# Screen Flickering



## Nocley (Oct 9, 2011)

So my dad's Nexus 10 arrived today, and while setting it up, he's having an issue with constant screen flickering. Every 5-10 seconds the screen flickers 2-3 times. I'm wondering whether or not this is a widespread issue with the device, if anyone else has gotten one in yet. I'm getting a video uploaded to show what happens, and if anyone knows a software fix for it.

Video:


----------



## impulse101 (May 11, 2012)

I don't have that issue and everyone I know doesn't have that problem. Sounds like you got the one bad one

Sent from my Galaxy Nexus using Tapatalk 2


----------



## havi007 (Aug 13, 2011)

same here I do not have that issue


----------



## Bschrib (Jul 31, 2011)

I've seen an occasional flicker on mine too, but it's not nearly that frequent -- the Nexus 7 had that issue for me too, but it went away after I got an update. Although if it's that frequent I'd just RMA it..


----------



## Mustang302LX (Jun 28, 2011)

Bschrib said:


> I've seen an occasional flicker on mine too, but it's not nearly that frequent -- the Nexus 7 had that issue for me too, but it went away after I got an update. Although if it's that frequent I'd just RMA it..
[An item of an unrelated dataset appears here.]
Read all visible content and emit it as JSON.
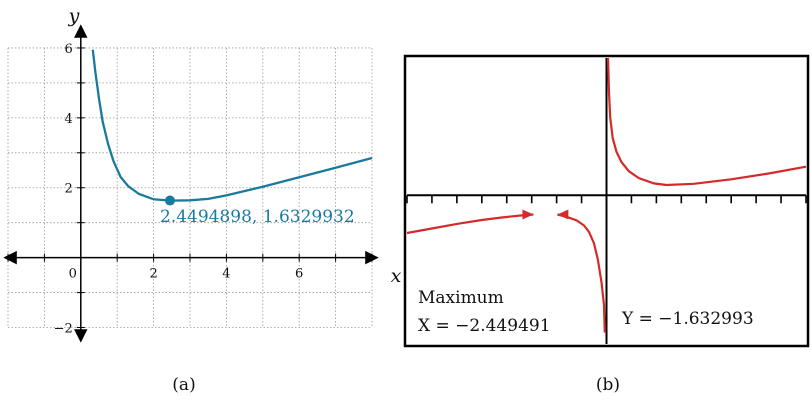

^ This. Screw spending $400-$500 for a device that flickers. Get a new one.


----------



## shanerbaner82 (Nov 20, 2011)

I'm not having that issue. However, my tablet keeps locking up on me and rebooting. Anyone having that issue? 5 times in 24 hours or so.


----------



## impulse101 (May 11, 2012)

shanerbaner82 said:


> I'm not having that issue. However, my tablet keeps locking up on me and rebooting. Anyone having that issue? 5 times in 24 hours or so.


Haven't heard anyone with that issue, you might have a bad one, bad ram or something

Sent from my Galaxy Tab 10.1 using Tapatalk 2


----------



## matthileo (Jun 27, 2011)

I had it pretty bad before the ota, and only once since.
I can reproduce it whenever I use WiFi Analyzer on the curve graph though. Every single time.

[sent from my nexus 10]


----------



## MykalDre (Dec 9, 2012)

I noticed some flickering and reboots with the stock ROM. Craig's aosp+ seems to have fixed them for the most part. seems/at least for me/ to be a problem with the ROM and not the device. But nobodys is exactly the same. Try custom ROMs and if that don't work for ya lock her back up and ship her back.

Sent from my Stoned Nexus 10 using RootzWiki


----------